On ne met jamais d’accent aigu sur les voyelles « e » précédant des consonnes doubles. Exemples : airelle, serre, paresse, étiquette, etc.

L’accent grave en français

En français, seules les voyelles « e », « a » et « u » peuvent porter un accent grave. Si l’accent grave modifie la prononciation du « e », ce n’est pas le cas pour « à » et « ù » dont la prononciation reste identique.

L’accent grave sur le « e »

L’accent grave indique la prononciation d’un « e » ouvert, dont la notation phonétique est /ɛ/.

En début de mot, « è » est exceptionnel : ère, ès. On le trouve également dans quelques noms propres : Èbre, Ève, Èques, Èvre, Èvres, Èze.

À l’intérieur d’un mot, on met un accent grave sur un « e » précédant une syllabe contenant un « e » muet. Exemples : plèbe, intermède, collège, parallèle, thème, avènement, cèpe, fièrement, thèse, grève.

On ne met jamais d’accent grave sur la voyelle « e » précédant un « x ». Exemples : examen, flexion, sexe, codex.
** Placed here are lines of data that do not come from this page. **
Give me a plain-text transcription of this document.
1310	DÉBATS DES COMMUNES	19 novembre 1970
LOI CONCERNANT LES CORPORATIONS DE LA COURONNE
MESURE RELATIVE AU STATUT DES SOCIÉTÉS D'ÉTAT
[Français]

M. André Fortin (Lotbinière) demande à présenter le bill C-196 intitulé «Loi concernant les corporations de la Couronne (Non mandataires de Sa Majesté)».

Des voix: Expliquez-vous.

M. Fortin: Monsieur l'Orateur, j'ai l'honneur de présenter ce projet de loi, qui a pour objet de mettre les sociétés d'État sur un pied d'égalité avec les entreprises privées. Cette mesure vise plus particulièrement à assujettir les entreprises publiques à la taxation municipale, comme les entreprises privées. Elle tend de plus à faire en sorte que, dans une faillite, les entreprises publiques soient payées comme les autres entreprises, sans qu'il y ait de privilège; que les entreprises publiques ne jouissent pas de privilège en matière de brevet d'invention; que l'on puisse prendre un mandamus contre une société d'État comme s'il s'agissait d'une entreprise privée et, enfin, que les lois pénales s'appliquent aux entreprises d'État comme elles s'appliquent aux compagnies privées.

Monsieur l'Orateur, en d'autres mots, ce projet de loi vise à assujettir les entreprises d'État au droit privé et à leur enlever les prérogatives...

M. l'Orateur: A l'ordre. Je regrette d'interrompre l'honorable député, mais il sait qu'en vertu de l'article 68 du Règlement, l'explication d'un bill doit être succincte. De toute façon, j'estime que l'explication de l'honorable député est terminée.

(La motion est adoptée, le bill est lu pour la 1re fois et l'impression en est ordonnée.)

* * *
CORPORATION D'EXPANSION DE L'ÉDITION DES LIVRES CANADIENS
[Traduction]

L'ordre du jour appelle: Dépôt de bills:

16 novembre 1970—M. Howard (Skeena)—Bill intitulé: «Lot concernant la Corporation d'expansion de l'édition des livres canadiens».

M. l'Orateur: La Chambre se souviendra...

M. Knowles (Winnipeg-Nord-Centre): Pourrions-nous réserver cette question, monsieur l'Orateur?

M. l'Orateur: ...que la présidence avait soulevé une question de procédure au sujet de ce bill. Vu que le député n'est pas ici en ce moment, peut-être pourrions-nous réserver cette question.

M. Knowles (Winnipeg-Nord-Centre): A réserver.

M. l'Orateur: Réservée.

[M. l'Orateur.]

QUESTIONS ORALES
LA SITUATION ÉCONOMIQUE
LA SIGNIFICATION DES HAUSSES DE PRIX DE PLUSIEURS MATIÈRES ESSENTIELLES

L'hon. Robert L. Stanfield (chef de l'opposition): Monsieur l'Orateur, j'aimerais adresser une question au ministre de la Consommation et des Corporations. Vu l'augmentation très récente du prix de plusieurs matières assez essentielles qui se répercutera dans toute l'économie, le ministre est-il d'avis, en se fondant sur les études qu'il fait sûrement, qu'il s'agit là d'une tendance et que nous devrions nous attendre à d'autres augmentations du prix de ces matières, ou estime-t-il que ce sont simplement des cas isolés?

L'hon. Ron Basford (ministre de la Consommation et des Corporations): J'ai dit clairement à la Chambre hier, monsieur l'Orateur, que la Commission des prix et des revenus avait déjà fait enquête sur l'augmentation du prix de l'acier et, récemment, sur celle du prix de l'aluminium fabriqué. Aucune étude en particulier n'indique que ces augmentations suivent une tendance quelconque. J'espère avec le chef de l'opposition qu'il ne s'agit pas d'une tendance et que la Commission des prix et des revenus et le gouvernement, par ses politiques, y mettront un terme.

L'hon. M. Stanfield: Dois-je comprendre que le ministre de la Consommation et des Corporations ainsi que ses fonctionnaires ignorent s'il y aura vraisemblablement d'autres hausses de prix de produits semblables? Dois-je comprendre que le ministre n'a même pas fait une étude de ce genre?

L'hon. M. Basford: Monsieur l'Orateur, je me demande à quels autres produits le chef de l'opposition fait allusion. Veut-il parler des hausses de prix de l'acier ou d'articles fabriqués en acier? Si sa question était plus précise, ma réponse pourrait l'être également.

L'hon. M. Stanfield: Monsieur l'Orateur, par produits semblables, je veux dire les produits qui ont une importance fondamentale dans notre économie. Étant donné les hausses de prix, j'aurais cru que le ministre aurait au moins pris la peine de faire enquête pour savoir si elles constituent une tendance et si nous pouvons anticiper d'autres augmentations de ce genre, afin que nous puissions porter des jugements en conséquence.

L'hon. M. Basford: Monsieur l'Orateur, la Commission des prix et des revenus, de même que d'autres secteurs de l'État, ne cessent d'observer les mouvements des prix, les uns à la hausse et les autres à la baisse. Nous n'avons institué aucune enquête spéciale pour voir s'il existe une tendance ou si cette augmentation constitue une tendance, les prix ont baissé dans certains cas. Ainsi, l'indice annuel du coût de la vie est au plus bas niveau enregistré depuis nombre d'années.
On met un accent grave sur un « e » lorsque la deuxième lettre qui le suit est soit un « l », soit un « r ». Exemples : lèpre, lièvre, siècle, règle, trèfle.

Lors de la formation d’un dérivé dans lequel « è » n’est plus suivi d’un e muet, la lettre « e » reçoit un accent aigu. Exemples : thème donne thématique, arène donne arénicole, collège donne collégien, etc.

NB : en dérogation à cette règle, le Conseil supérieur de la langue française a proposé en 1990 une régularisation de l’accent sur certains mots dérivés tels que allègement, crèmerie, hébètement, règlementation, sècheresse, etc., pour tenir compte de leur prononciation usuelle.

À la fin d’un mot, on met un accent grave pour les mots se finissant par un « s » lorsque celui-ci n’est pas la marque du pluriel d’un mot terminant en « é ». Dans cette position, que la lettre « s » soit sonore ou non, l’accent grave sur le « e » permet d’éviter une prononciation fautive ou une ambiguïté :

- « s » muet : abcès, accès, après, auprès, congrès, cyprès, décès, dès, excès, exprès, lès, près, procès, progrès, succès, très.

- « s » sonore : aloès, cacatoès, ès, faciès, florès, herpès, palmarès.

Enfin, le « e » final peut porter un accent grave dans le cas de mots empruntés directement au grec ancien : atè, épistémè, korè, koinè, psychè.

L’accent grave sur le « a »

L’accent grave sert à différencier certains petits mots :

- « a » (du verbe avoir) et « à » (préposition)
- « la » (pronom ou article) et « là » (adverbe de lieu).
- « çà » (adverbe dans l’expression « çà et là ») et « ça » (pronom démonstratif).

On met toujours un accent grave pour delà, au-delà, deçà, déjà, holà, voilà, mais jamais pour le pronom cela.

L’accent grave sur le « u »

L’accent grave n’est utilisé sur la lettre « u » que dans le pronom interrogatif ou relatif « où » pour le distinguer de la conjonction de coordination « ou ».